R. Poupardin a noté l'intérêt de ce diplôme : « l'acte est très curieux au point de vue de la formation du pouvoir temporel des évêques, car il a pour objet la concession à l'évêque non pas seulement de l'un des droits ordinairement réservés au comte, mais de l'ensemble de ces droits pour une portion déterminée de la circonscription ecclésiastique. Les concessions de ce genre... ne sont pas très fréquentes en France... ».
L'acte de Raoul fut confirmé le 8 mars 955 par un diplôme de Lothaire, précisant que Raoul avait fait cette concession à la prière d'Avoie (Haduidis), femme d'Hugues le Grand.
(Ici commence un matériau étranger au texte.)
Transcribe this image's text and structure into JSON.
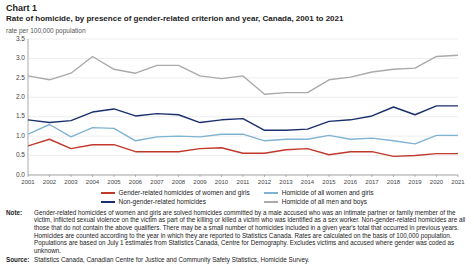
{
  "chart_data": {
    "type": "line",
    "title": "Chart 1",
    "subtitle": "Rate of homicide,  by presence of gender-related criterion  and year, Canada, 2001 to 2021",
    "y_label": "rate per 100,000 population",
    "x": [
      2001,
      2002,
      2003,
      2004,
      2005,
      2006,
      2007,
      2008,
      2009,
      2010,
      2011,
      2012,
      2013,
      2014,
      2015,
      2016,
      2017,
      2018,
      2019,
      2020,
      2021
    ],
    "series": [
      {
        "name": "Gender-related homicides of women and girls",
        "color": "#c0392b",
        "values": [
          0.75,
          0.92,
          0.68,
          0.78,
          0.78,
          0.6,
          0.6,
          0.6,
          0.68,
          0.7,
          0.56,
          0.56,
          0.65,
          0.68,
          0.52,
          0.6,
          0.6,
          0.48,
          0.5,
          0.55,
          0.55
        ]
      },
      {
        "name": "Non-gender-related homicides",
        "color": "#1a2f6e",
        "values": [
          1.42,
          1.35,
          1.4,
          1.62,
          1.7,
          1.52,
          1.58,
          1.55,
          1.35,
          1.42,
          1.45,
          1.15,
          1.15,
          1.18,
          1.38,
          1.42,
          1.52,
          1.75,
          1.55,
          1.78,
          1.78
        ]
      },
      {
        "name": "Homicide of all women and girls",
        "color": "#7fb3d3",
        "values": [
          1.05,
          1.3,
          0.98,
          1.22,
          1.2,
          0.88,
          0.98,
          1.0,
          0.98,
          1.05,
          1.05,
          0.88,
          0.92,
          0.92,
          1.02,
          0.92,
          0.95,
          0.88,
          0.8,
          1.02,
          1.02
        ]
      },
      {
        "name": "Homicide of all men and boys",
        "color": "#aaaaaa",
        "values": [
          2.55,
          2.45,
          2.62,
          3.05,
          2.72,
          2.62,
          2.82,
          2.82,
          2.55,
          2.48,
          2.55,
          2.08,
          2.12,
          2.12,
          2.45,
          2.52,
          2.65,
          2.72,
          2.75,
          3.05,
          3.08
        ]
      }
    ],
    "xlim": [
      2001,
      2021
    ],
    "xticks": [
      2001,
      2002,
      2003,
      2004,
      2005,
      2006,
      2007,
      2008,
      2009,
      2010,
      2011,
      2012,
      2013,
      2014,
      2015,
      2016,
      2017,
      2018,
      2019,
      2020,
      2021
    ],
    "ylim": [
      0,
      3.5
    ],
    "yticks": [
      {
        "value": 0,
        "label": "0.0"
      },
      0.5,
      {
        "value": 1,
        "label": "1.0"
      },
      1.5,
      {
        "value": 2,
        "label": "2.0"
      },
      2.5,
      {
        "value": 3,
        "label": "3.0"
      },
      3.5
    ],
    "grid": true,
    "legend": "bottom",
    "note": {
      "label": "Note:",
      "text": "Gender-related homicides of women and girls are solved homicides committed by a male accused who was an intimate partner or family member of the victim, inflicted sexual violence on the victim as part of the killing or killed a victim who was identified as a sex worker. Non-gender-related homicides are all those that do not contain the above qualifiers. There may be a small number of homicides included in a given year's total that occurred in previous years. Homicides are counted according to the year in which they are reported to Statistics Canada. Rates are calculated on the basis of 100,000 population. Populations are based on July 1 estimates from Statistics Canada, Centre for Demography. Excludes victims and accused where gender was coded as unknown."
    },
    "source": {
      "label": "Source:",
      "text": "Statistics Canada, Canadian Centre for Justice and Community Safety Statistics, Homicide Survey."
    }
  }
}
Texte établi d'après B et a.
In nomine Domini Dei ac Salvatoris nostri Ihesu Christi. Rodulfus, divina ordinante providentia rex. Si petitionibus servorum Dei pro quibuslibet ecclesiasticis necessitatibus aurem serenitatis nostrae libenter accomodamus, id nobis et ad vitam mortalem temporaliter deducendam et ad aeternam feliciter obtinendam profuturum liquido credimus. Idcirco notum fore volumus cunctis fidelibus sanctae Dei Ecclesiae et nostris, praesentibus scilicet ac futuris, qualiter veniens Adelardus, episcopus ecclesiae Aniciensis seu Vallavensis, expetierit celsitudinem nostram, ut ecclesiam, cui, Deo ordinante, praesul esse dignoscitur, de rebus juris nostri accrescere sub nostrae praeceptionis authoritate dignaremur. Cujus petitioni benignum praebentes assensum, regium morem servantes, hoc praeceptum immunitatis fieri jussimus, concedentes ei omnibusque successoribus omnem burgum ipsi ecclesiae adjacentem, et universa quae ibidem ad dominationem et potestatem comitis hactenus pertinuisse visa sunt, forum scilicet, theloneum, monetam et omnem districtum, cum terris et mansionibus ipsius burgi. Et ita deinceps haec nostri praecepti authoritas, quem pro remedio animae nostrae, consentiente fideli nostro Guillelmo comite pro remedio animae Guillelmi avunculi sui atque omnium parentum suorum, Dei genitricis et perpetuae Virginis ecclesiae praedicto pontifici commissae concedimus, firmiter et inviolabiliter deinceps conservetur, ut nullus comes aut judex publicus aut aliqua saecularis potestas ibi audeat aliquam exactionem facere, neque mansionaticas aut pactiones aut aliquas redhibitiones exigere sine voluntate aut permissione episcopi qui ipsam tenuerit ecclesiam, sed omnia in potestatem episcopi redigantur, et ipse omnia, prout sibi recte placuerit, ordinet, teneat atque possideat. Ut autem haec authoritas firmior habeatur et a fidelibus sanctae Dei Ecclesiae futuris temporibus diligentius conserventur (sic), de annulo nostro subter jussimus sigillari.
Signum Rodulfi (Monogramma) regis gloriosi.
Urbaldus abbas ad vicem Ragenardi cancellarii recensuit.
Datum V idus aprilis, indictione X, anno primo regnante Rodulfo rege gloriosissimo. Actum Cabillone civitate. In Dei nomine feliciter. Amen.